The Only Living Boy In New York

Filed in Film by on August 19, 2017 0 Comments

Love and romance are complicated, all the more so when a father and a son are sleeping with the same woman. Marc Webb’s The Only Living Boy In New York, which opens in Canada on August 25, ventures into that fraught terrain, first on tip toes and then in full flight.

The film, set in New York City, is anchored by six intertwined characters — Thomas (Callum Turner), a university-age aspiring writer; Mimi (Kiersey Clemons), his friend with benefits; Ethan (Pierce Brosnan), Thomas’ dad, a book publisher; Johanna (Kate Beckinsale), Ethan’s mistress; Judith,(Cynthia Nixon), Thomas’ mother, and Julian (Jeff Bridges), a published novelist and Thomas’ muse.

It gets off to a rather melancholy start when Mimi informs Thomas that she’s leaving  the city to continue her studies in, of all places, Croatia. Thomas, recalling a wonderful night of sex with Mimi, is saddened by the news of her impending departure. Mimi, who already has a boyfriend, reminds him that a one-night stand can’t really be taken seriously. Clearly, she is not as attached to Thomas as he is to her.

Back at his grimy apartment building in the Lower East Side, Thomas runs into a stranger. For no apparent reason, Julian (Jeff Bridges), a grizzled novelist who favors cigars and alcohol, is intensely interested in engaging him in conversation. Julian is a fount of knowledge and wisdom and will be a recurrent presence in Thomas’ life. Indeed, he will become his muse.

One night, at a restaurant, Thomas sees his father with Johanna, a younger woman he doesn’t know. Judging by their body language, they’re romantically involved. Thomas proceeds to stalk her, hoping to break up their relationship. He’s concerned that his depressed mother won’t be able to handle the stress of her husband’s affair once she finds out about it.

In accordance with his plan, Thomas stops Johanna on a street and urges her to break off her liaison with his father. Thomas meets her again at a wedding, but this time the sparks fly. She behaves flirtatiously and, as we later learn, he’s possessed by a burning desire to make love to her. Eventually, they link up as lovers. These fleeting scenes are directed by Webb with a sense of  restraint and decorum.

Callum Turner and Kate Beckinsale

It isn’t clear at first why an intelligent woman like Johanna would exhibit such reckless behavior, especially in light of her perhaps disingenuous claim that she loves Ethan. But as the old adage goes, life sometimes can be stranger than fiction.

Odder still, Thomas discovers that a man he’s learned to like and appreciate was once his mother’s boyfriend.

These entangling relationships certainly spice up the storyline, but at around mid-point, the film coughs and sputters and loses its drive and intensity.

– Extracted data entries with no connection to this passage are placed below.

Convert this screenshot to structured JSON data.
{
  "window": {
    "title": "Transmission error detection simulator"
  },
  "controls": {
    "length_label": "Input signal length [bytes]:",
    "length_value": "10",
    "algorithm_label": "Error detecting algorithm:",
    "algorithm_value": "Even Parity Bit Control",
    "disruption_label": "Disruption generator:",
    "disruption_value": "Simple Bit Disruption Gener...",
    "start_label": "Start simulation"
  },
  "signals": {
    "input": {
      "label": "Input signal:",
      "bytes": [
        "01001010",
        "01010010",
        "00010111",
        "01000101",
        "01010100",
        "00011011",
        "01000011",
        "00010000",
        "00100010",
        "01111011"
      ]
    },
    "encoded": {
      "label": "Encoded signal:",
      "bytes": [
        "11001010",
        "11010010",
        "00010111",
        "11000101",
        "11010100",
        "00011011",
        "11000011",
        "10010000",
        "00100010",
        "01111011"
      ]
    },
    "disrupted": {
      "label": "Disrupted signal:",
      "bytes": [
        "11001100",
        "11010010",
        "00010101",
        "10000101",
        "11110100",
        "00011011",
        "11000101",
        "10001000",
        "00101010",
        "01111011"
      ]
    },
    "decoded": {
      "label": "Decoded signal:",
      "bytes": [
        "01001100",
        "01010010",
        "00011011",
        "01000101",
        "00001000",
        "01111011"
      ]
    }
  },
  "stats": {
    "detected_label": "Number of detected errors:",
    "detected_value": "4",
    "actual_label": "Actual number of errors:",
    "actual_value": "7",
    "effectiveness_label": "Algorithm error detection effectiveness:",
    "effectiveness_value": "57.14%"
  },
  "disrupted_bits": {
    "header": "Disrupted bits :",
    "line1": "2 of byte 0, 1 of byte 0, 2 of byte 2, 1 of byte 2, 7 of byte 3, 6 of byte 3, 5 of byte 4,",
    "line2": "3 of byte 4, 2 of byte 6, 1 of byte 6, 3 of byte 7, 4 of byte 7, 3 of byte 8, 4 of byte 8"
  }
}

The performances, however, are competent enough. Bridges is appealingly folksy, Turner is appropriately earnest and Beckinsale is ravishing in a low-key manner. Brosnan seems a tad too detached.

As might be expected, The Only Living Boy In New York evokes the Big Apple in fine fashion. Whether during the day or at night, New York is a pulsating city, a perfect backdrop for a movie about great expectations and bitter disappointments.